Kini akulah laki-laki satu-satunya di keluarga kecil kami. Akulah yang harus membela Amak dan adik-adik. Tapi bagaimana caranya? Kalau ingin menggantikan peran Ayah mencari nafkah, aku mungkin harus berhenti kuliah dan bekerja. Tapi bagaimana dengan impianku untuk kuliah? Untuk merantau keluar negeri? Aku memijit-mijit keningku yang kini berkulit kusut. Pesan terakhir Ayah terus bersipongang di lubuk hatiku: “Alif, bela adik-adik dan amakmu. Rajinlah sekolah.” Ya Allah, berilah aku kemudahan untuk menjalankan amanat ini.
(Ranah 3 Warna, A. Fuadi)
2. Konflik eksternal
      Konflik eksternal muncul karena adanya perseteruan antara tokoh dengan sesuatu yang ada di sekitarnya, baik dengan tokoh lain maupun dengan alam. Oleh karena itu, konflik eksternal terbagi menjadi dua macam, yaitu sebagai berikut.
  • Konflik fisik yang disebabkan benturan antara tokoh dengan lingkungan alam. Perhatikan contoh berikut ini!
Aku rapatkan jaket melawan angin dingin musim gugur dan duduk di kursi kayu di tengah Kogan Plaza. Aku kunyah pretzel keras dan asin ini. Mulutku mengeluarkan asap seperti naga setiap kali menganga.
(Rantau 1 Muara, A. Fuadi)
  • Konflik sosial yang disebabkan pertentangan antartokoh dalam cerita. Perhatikan contoh berikut ini!
Tiba-tiba, Beni mencoba nampar Nandan. Nandan mengelak. Tapi oleh karena justru itu malah membuat Beni makin jadi emosi.
Beni merangsek dan lalu berusaha mukul Nandan. Saribin berusaha mencegahnya. Aku teriak ke Beni berusaha agar bisa kuhentikan.
(Dilan, Pidi Baiq)
SUDUT PANDANG DALAM NOVEL
Tujuan Pembelajaran
Siswa mampu menentukan sudut pandang pada cuplikan novel.

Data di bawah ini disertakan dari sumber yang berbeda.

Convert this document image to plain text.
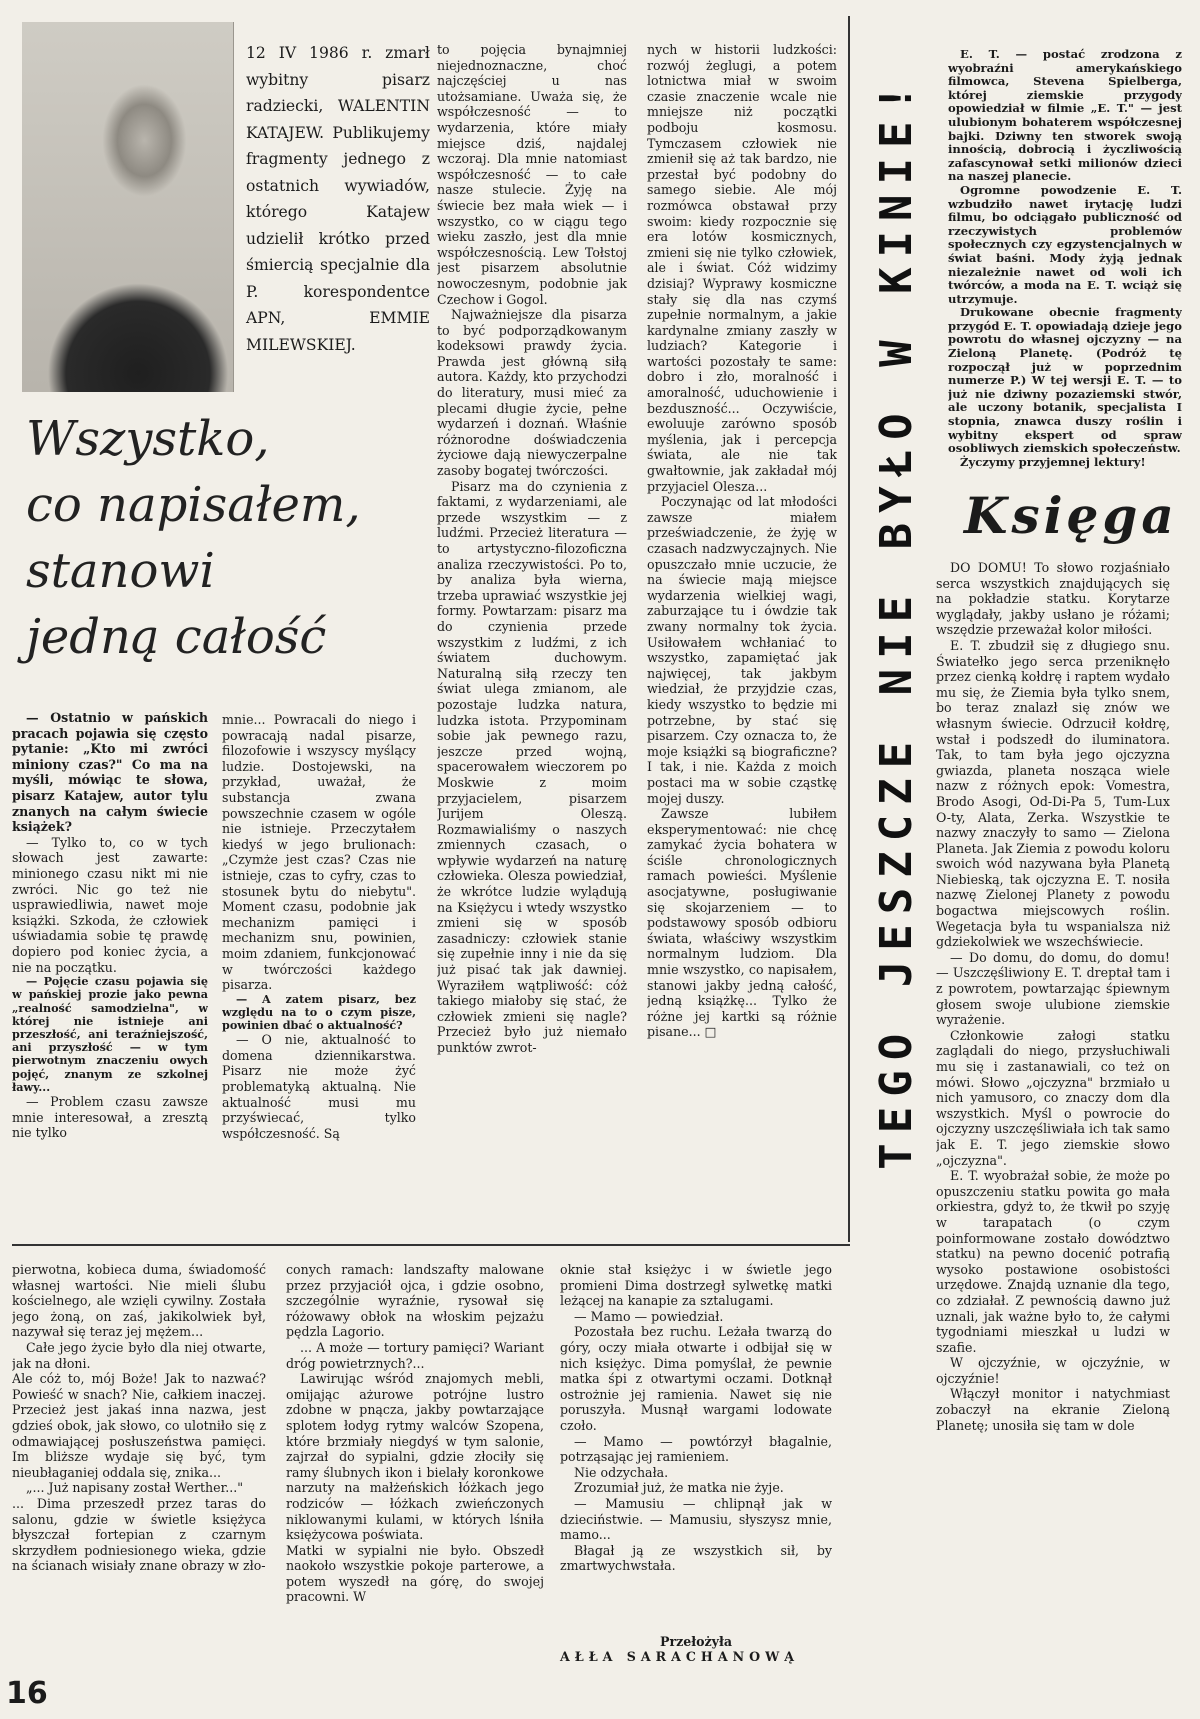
12 IV 1986 r. zmarł wybitny pisarz radziecki, WALENTIN KATAJEW. Publikujemy fragmenty jednego z ostatnich wywiadów, którego Katajew udzielił krótko przed śmiercią specjalnie dla P. korespondentce APN, EMMIE MILEWSKIEJ.

Wszystko,

co napisałem,

stanowi

jedną całość

— Ostatnio w pańskich pracach pojawia się często pytanie: „Kto mi zwróci miniony czas?" Co ma na myśli, mówiąc te słowa, pisarz Katajew, autor tylu znanych na całym świecie książek?

— Tylko to, co w tych słowach jest zawarte: minionego czasu nikt mi nie zwróci. Nic go też nie usprawiedliwia, nawet moje książki. Szkoda, że człowiek uświadamia sobie tę prawdę dopiero pod koniec życia, a nie na początku.

— Pojęcie czasu pojawia się w pańskiej prozie jako pewna „realność samodzielna", w której nie istnieje ani przeszłość, ani teraźniejszość, ani przyszłość — w tym pierwotnym znaczeniu owych pojęć, znanym ze szkolnej ławy...

— Problem czasu zawsze mnie interesował, a zresztą nie tylko

mnie... Powracali do niego i powracają nadal pisarze, filozofowie i wszyscy myślący ludzie. Dostojewski, na przykład, uważał, że substancja zwana powszechnie czasem w ogóle nie istnieje. Przeczytałem kiedyś w jego brulionach: „Czymże jest czas? Czas nie istnieje, czas to cyfry, czas to stosunek bytu do niebytu". Moment czasu, podobnie jak mechanizm pamięci i mechanizm snu, powinien, moim zdaniem, funkcjonować w twórczości każdego pisarza.

— A zatem pisarz, bez względu na to o czym pisze, powinien dbać o aktualność?

— O nie, aktualność to domena dziennikarstwa. Pisarz nie może żyć problematyką aktualną. Nie aktualność musi mu przyświecać, tylko współczesność. Są

to pojęcia bynajmniej niejednoznaczne, choć najczęściej u nas utożsamiane. Uważa się, że współczesność — to wydarzenia, które miały miejsce dziś, najdalej wczoraj. Dla mnie natomiast współczesność — to całe nasze stulecie. Żyję na świecie bez mała wiek — i wszystko, co w ciągu tego wieku zaszło, jest dla mnie współczesnością. Lew Tołstoj jest pisarzem absolutnie nowoczesnym, podobnie jak Czechow i Gogol.

Najważniejsze dla pisarza to być podporządkowanym kodeksowi prawdy życia. Prawda jest główną siłą autora. Każdy, kto przychodzi do literatury, musi mieć za plecami długie życie, pełne wydarzeń i doznań. Właśnie różnorodne doświadczenia życiowe dają niewyczerpalne zasoby bogatej twórczości.

Pisarz ma do czynienia z faktami, z wydarzeniami, ale przede wszystkim — z ludźmi. Przecież literatura — to artystyczno-filozoficzna analiza rzeczywistości. Po to, by analiza była wierna, trzeba uprawiać wszystkie jej formy. Powtarzam: pisarz ma do czynienia przede wszystkim z ludźmi, z ich światem duchowym. Naturalną siłą rzeczy ten świat ulega zmianom, ale pozostaje ludzka natura, ludzka istota. Przypominam sobie jak pewnego razu, jeszcze przed wojną, spacerowałem wieczorem po Moskwie z moim przyjacielem, pisarzem Jurijem Oleszą. Rozmawialiśmy o naszych zmiennych czasach, o wpływie wydarzeń na naturę człowieka. Olesza powiedział, że wkrótce ludzie wylądują na Księżycu i wtedy wszystko zmieni się w sposób zasadniczy: człowiek stanie się zupełnie inny i nie da się już pisać tak jak dawniej. Wyraziłem wątpliwość: cóż takiego miałoby się stać, że człowiek zmieni się nagle? Przecież było już niemało punktów zwrot-

nych w historii ludzkości: rozwój żeglugi, a potem lotnictwa miał w swoim czasie znaczenie wcale nie mniejsze niż początki podboju kosmosu. Tymczasem człowiek nie zmienił się aż tak bardzo, nie przestał być podobny do samego siebie. Ale mój rozmówca obstawał przy swoim: kiedy rozpocznie się era lotów kosmicznych, zmieni się nie tylko człowiek, ale i świat. Cóż widzimy dzisiaj? Wyprawy kosmiczne stały się dla nas czymś zupełnie normalnym, a jakie kardynalne zmiany zaszły w ludziach? Kategorie i wartości pozostały te same: dobro i zło, moralność i amoralność, uduchowienie i bezduszność... Oczywiście, ewoluuje zarówno sposób myślenia, jak i percepcja świata, ale nie tak gwałtownie, jak zakładał mój przyjaciel Olesza...

Poczynając od lat młodości zawsze miałem przeświadczenie, że żyję w czasach nadzwyczajnych. Nie opuszczało mnie uczucie, że na świecie mają miejsce wydarzenia wielkiej wagi, zaburzające tu i ówdzie tak zwany normalny tok życia. Usiłowałem wchłaniać to wszystko, zapamiętać jak najwięcej, tak jakbym wiedział, że przyjdzie czas, kiedy wszystko to będzie mi potrzebne, by stać się pisarzem. Czy oznacza to, że moje książki są biograficzne? I tak, i nie. Każda z moich postaci ma w sobie cząstkę mojej duszy.

Zawsze lubiłem eksperymentować: nie chcę zamykać życia bohatera w ściśle chronologicznych ramach powieści. Myślenie asocjatywne, posługiwanie się skojarzeniem — to podstawowy sposób odbioru świata, właściwy wszystkim normalnym ludziom. Dla mnie wszystko, co napisałem, stanowi jakby jedną całość, jedną książkę... Tylko że różne jej kartki są różnie pisane... □	TEGO JESZCZE NIE BYŁO W KINIE!

E. T. — postać zrodzona z wyobraźni amerykańskiego filmowca, Stevena Spielberga, której ziemskie przygody opowiedział w filmie „E. T." — jest ulubionym bohaterem współczesnej bajki. Dziwny ten stworek swoją innością, dobrocią i życzliwością zafascynował setki milionów dzieci na naszej planecie.

Ogromne powodzenie E. T. wzbudziło nawet irytację ludzi filmu, bo odciągało publiczność od rzeczywistych problemów społecznych czy egzystencjalnych w świat baśni. Mody żyją jednak niezależnie nawet od woli ich twórców, a moda na E. T. wciąż się utrzymuje.

Drukowane obecnie fragmenty przygód E. T. opowiadają dzieje jego powrotu do własnej ojczyzny — na Zieloną Planetę. (Podróż tę rozpoczął już w poprzednim numerze P.) W tej wersji E. T. — to już nie dziwny pozaziemski stwór, ale uczony botanik, specjalista I stopnia, znawca duszy roślin i wybitny ekspert od spraw osobliwych ziemskich społeczeństw.

Życzymy przyjemnej lektury!

Księga

DO DOMU! To słowo rozjaśniało serca wszystkich znajdujących się na pokładzie statku. Korytarze wyglądały, jakby usłano je różami; wszędzie przeważał kolor miłości.

E. T. zbudził się z długiego snu. Światełko jego serca przeniknęło przez cienką kołdrę i raptem wydało mu się, że Ziemia była tylko snem, bo teraz znalazł się znów we własnym świecie. Odrzucił kołdrę, wstał i podszedł do iluminatora. Tak, to tam była jego ojczyzna gwiazda, planeta nosząca wiele nazw z różnych epok: Vomestra, Brodo Asogi, Od-Di-Pa 5, Tum-Lux O-ty, Alata, Zerka. Wszystkie te nazwy znaczyły to samo — Zielona Planeta. Jak Ziemia z powodu koloru swoich wód nazywana była Planetą Niebieską, tak ojczyzna E. T. nosiła nazwę Zielonej Planety z powodu bogactwa miejscowych roślin. Wegetacja była tu wspanialsza niż gdziekolwiek we wszechświecie.

— Do domu, do domu, do domu! — Uszczęśliwiony E. T. dreptał tam i z powrotem, powtarzając śpiewnym głosem swoje ulubione ziemskie wyrażenie.

Członkowie załogi statku zaglądali do niego, przysłuchiwali mu się i zastanawiali, co też on mówi. Słowo „ojczyzna" brzmiało u nich yamusoro, co znaczy dom dla wszystkich. Myśl o powrocie do ojczyzny uszczęśliwiała ich tak samo jak E. T. jego ziemskie słowo „ojczyzna".

E. T. wyobrażał sobie, że może po opuszczeniu statku powita go mała orkiestra, gdyż to, że tkwił po szyję w tarapatach (o czym poinformowane zostało dowództwo statku) na pewno docenić potrafią wysoko postawione osobistości urzędowe. Znajdą uznanie dla tego, co zdziałał. Z pewnością dawno już uznali, jak ważne było to, że całymi tygodniami mieszkał u ludzi w szafie.

W ojczyźnie, w ojczyźnie, w ojczyźnie!

Włączył monitor i natychmiast zobaczył na ekranie Zieloną Planetę; unosiła się tam w dole

pierwotna, kobieca duma, świadomość własnej wartości. Nie mieli ślubu kościelnego, ale wzięli cywilny. Została jego żoną, on zaś, jakikolwiek był, nazywał się teraz jej mężem...

Całe jego życie było dla niej otwarte, jak na dłoni.

Ale cóż to, mój Boże! Jak to nazwać? Powieść w snach? Nie, całkiem inaczej. Przecież jest jakaś inna nazwa, jest gdzieś obok, jak słowo, co ulotniło się z odmawiającej posłuszeństwa pamięci. Im bliższe wydaje się być, tym nieubłaganiej oddala się, znika...

„... Już napisany został Werther..."

... Dima przeszedł przez taras do salonu, gdzie w świetle księżyca błyszczał fortepian z czarnym skrzydłem podniesionego wieka, gdzie na ścianach wisiały znane obrazy w zło-

conych ramach: landszafty malowane przez przyjaciół ojca, i gdzie osobno, szczególnie wyraźnie, rysował się różowawy obłok na włoskim pejzażu pędzla Lagorio.

... A może — tortury pamięci? Wariant dróg powietrznych?...

Lawirując wśród znajomych mebli, omijając ażurowe potrójne lustro zdobne w pnącza, jakby powtarzające splotem łodyg rytmy walców Szopena, które brzmiały niegdyś w tym salonie, zajrzał do sypialni, gdzie złociły się ramy ślubnych ikon i bielały koronkowe narzuty na małżeńskich łóżkach jego rodziców — łóżkach zwieńczonych niklowanymi kulami, w których lśniła księżycowa poświata.

Matki w sypialni nie było. Obszedł naokoło wszystkie pokoje parterowe, a potem wyszedł na górę, do swojej pracowni. W

oknie stał księżyc i w świetle jego promieni Dima dostrzegł sylwetkę matki leżącej na kanapie za sztalugami.

— Mamo — powiedział.

Pozostała bez ruchu. Leżała twarzą do góry, oczy miała otwarte i odbijał się w nich księżyc. Dima pomyślał, że pewnie matka śpi z otwartymi oczami. Dotknął ostrożnie jej ramienia. Nawet się nie poruszyła. Musnął wargami lodowate czoło.

— Mamo — powtórzył błagalnie, potrząsając jej ramieniem.

Nie odzychała.

Zrozumiał już, że matka nie żyje.

— Mamusiu — chlipnął jak w dzieciństwie. — Mamusiu, słyszysz mnie, mamo...

Błagał ją ze wszystkich sił, by zmartwychwstała.

Przełożyła
AŁŁA SARACHANOWĄ
16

Sudahkah kamu memahami cara mengidentifikasi latar dan alur dalam novel sebagaimana yang telah kamu pelajari pada pembahasan sebelumnya? Sekarang, kamu akan berlanjut pada pembahasan mengenai unsur intrinsik novel berikutnya, yaitu sudut pandang.

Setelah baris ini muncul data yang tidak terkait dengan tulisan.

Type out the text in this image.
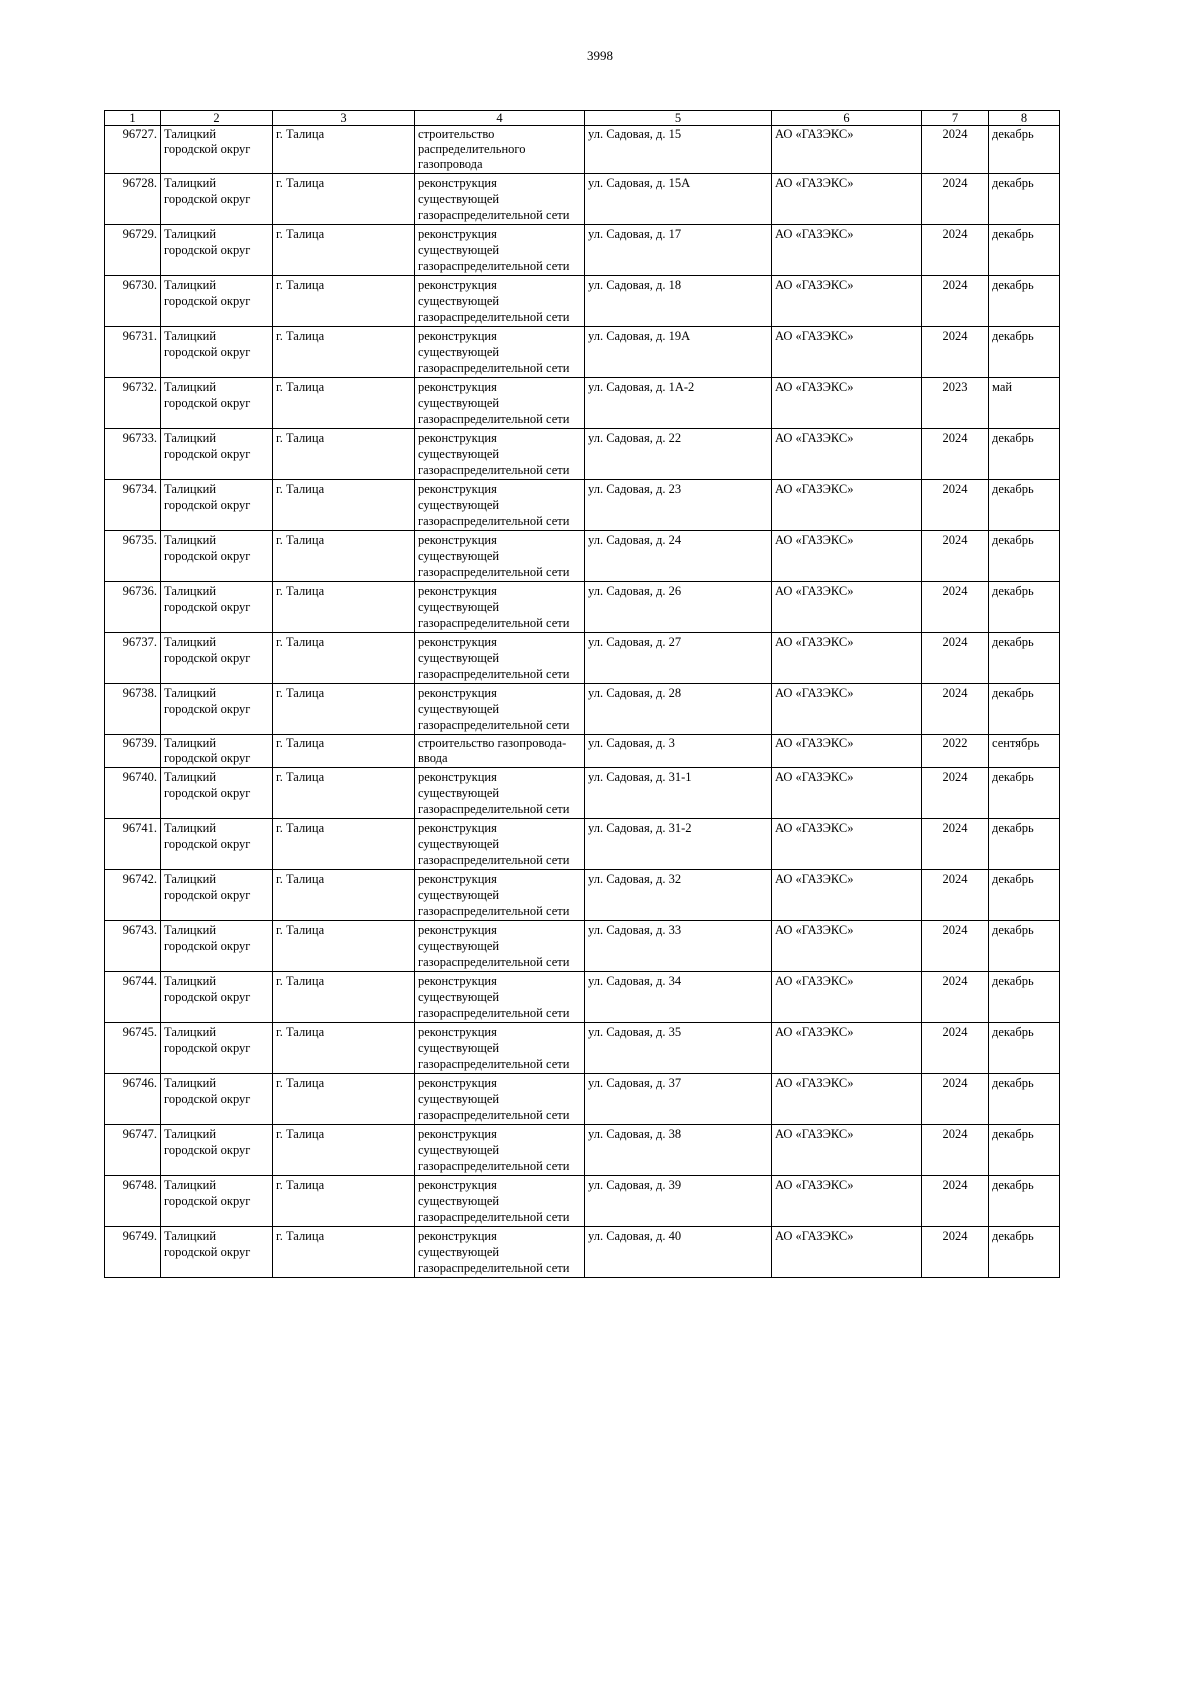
3998
1	2	3	4	5	6	7	8
96727.	Талицкий городской округ	г. Талица	строительство распределительного газопровода	ул. Садовая, д. 15	АО «ГАЗЭКС»	2024	декабрь
96728.	Талицкий городской округ	г. Талица	реконструкция существующей газораспределительной сети	ул. Садовая, д. 15А	АО «ГАЗЭКС»	2024	декабрь
96729.	Талицкий городской округ	г. Талица	реконструкция существующей газораспределительной сети	ул. Садовая, д. 17	АО «ГАЗЭКС»	2024	декабрь
96730.	Талицкий городской округ	г. Талица	реконструкция существующей газораспределительной сети	ул. Садовая, д. 18	АО «ГАЗЭКС»	2024	декабрь
96731.	Талицкий городской округ	г. Талица	реконструкция существующей газораспределительной сети	ул. Садовая, д. 19А	АО «ГАЗЭКС»	2024	декабрь
96732.	Талицкий городской округ	г. Талица	реконструкция существующей газораспределительной сети	ул. Садовая, д. 1А-2	АО «ГАЗЭКС»	2023	май
96733.	Талицкий городской округ	г. Талица	реконструкция существующей газораспределительной сети	ул. Садовая, д. 22	АО «ГАЗЭКС»	2024	декабрь
96734.	Талицкий городской округ	г. Талица	реконструкция существующей газораспределительной сети	ул. Садовая, д. 23	АО «ГАЗЭКС»	2024	декабрь
96735.	Талицкий городской округ	г. Талица	реконструкция существующей газораспределительной сети	ул. Садовая, д. 24	АО «ГАЗЭКС»	2024	декабрь
96736.	Талицкий городской округ	г. Талица	реконструкция существующей газораспределительной сети	ул. Садовая, д. 26	АО «ГАЗЭКС»	2024	декабрь
96737.	Талицкий городской округ	г. Талица	реконструкция существующей газораспределительной сети	ул. Садовая, д. 27	АО «ГАЗЭКС»	2024	декабрь
96738.	Талицкий городской округ	г. Талица	реконструкция существующей газораспределительной сети	ул. Садовая, д. 28	АО «ГАЗЭКС»	2024	декабрь
96739.	Талицкий городской округ	г. Талица	строительство газопровода-ввода	ул. Садовая, д. 3	АО «ГАЗЭКС»	2022	сентябрь
96740.	Талицкий городской округ	г. Талица	реконструкция существующей газораспределительной сети	ул. Садовая, д. 31-1	АО «ГАЗЭКС»	2024	декабрь
96741.	Талицкий городской округ	г. Талица	реконструкция существующей газораспределительной сети	ул. Садовая, д. 31-2	АО «ГАЗЭКС»	2024	декабрь
96742.	Талицкий городской округ	г. Талица	реконструкция существующей газораспределительной сети	ул. Садовая, д. 32	АО «ГАЗЭКС»	2024	декабрь
96743.	Талицкий городской округ	г. Талица	реконструкция существующей газораспределительной сети	ул. Садовая, д. 33	АО «ГАЗЭКС»	2024	декабрь
96744.	Талицкий городской округ	г. Талица	реконструкция существующей газораспределительной сети	ул. Садовая, д. 34	АО «ГАЗЭКС»	2024	декабрь
96745.	Талицкий городской округ	г. Талица	реконструкция существующей газораспределительной сети	ул. Садовая, д. 35	АО «ГАЗЭКС»	2024	декабрь
96746.	Талицкий городской округ	г. Талица	реконструкция существующей газораспределительной сети	ул. Садовая, д. 37	АО «ГАЗЭКС»	2024	декабрь
96747.	Талицкий городской округ	г. Талица	реконструкция существующей газораспределительной сети	ул. Садовая, д. 38	АО «ГАЗЭКС»	2024	декабрь
96748.	Талицкий городской округ	г. Талица	реконструкция существующей газораспределительной сети	ул. Садовая, д. 39	АО «ГАЗЭКС»	2024	декабрь
96749.	Талицкий городской округ	г. Талица	реконструкция существующей газораспределительной сети	ул. Садовая, д. 40	АО «ГАЗЭКС»	2024	декабрь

      Sudut pandang atau point of view adalah cara pengarang menempatkan posisinya dalam karyanya dengan menggunakan teknik tertentu untuk menyampaikan cerita. Teknik tersebut bisa dengan menjadikan dirinya secara langsung sebagai narator atau dengan menjadikan pihak lain sebagai narator. Dengan kata lain, sudut pandang adalah mencari tahu siapa yang bercerita dalam novel. Sudut pandang memiliki beberapa jenis sebagai berikut.
1. Sudut pandang orang pertama pelaku utama
      Pada bagian ini, pengarang menjadikan tokoh dalam novel sebagai narator. Tokoh yang dijadikan narator biasanya adalah aku yang merupakan salah satu tokoh yang mengisahkan dirinya, tindakan, serta peristiwa yang terjadi di sekitarnya. Sudut pandang ini membuat pembaca hanya mengetahui segala hal yang dialami si aku sebab si akulah yang menjadi narator sekaligus pusat cerita. Perhatikan contoh berikut!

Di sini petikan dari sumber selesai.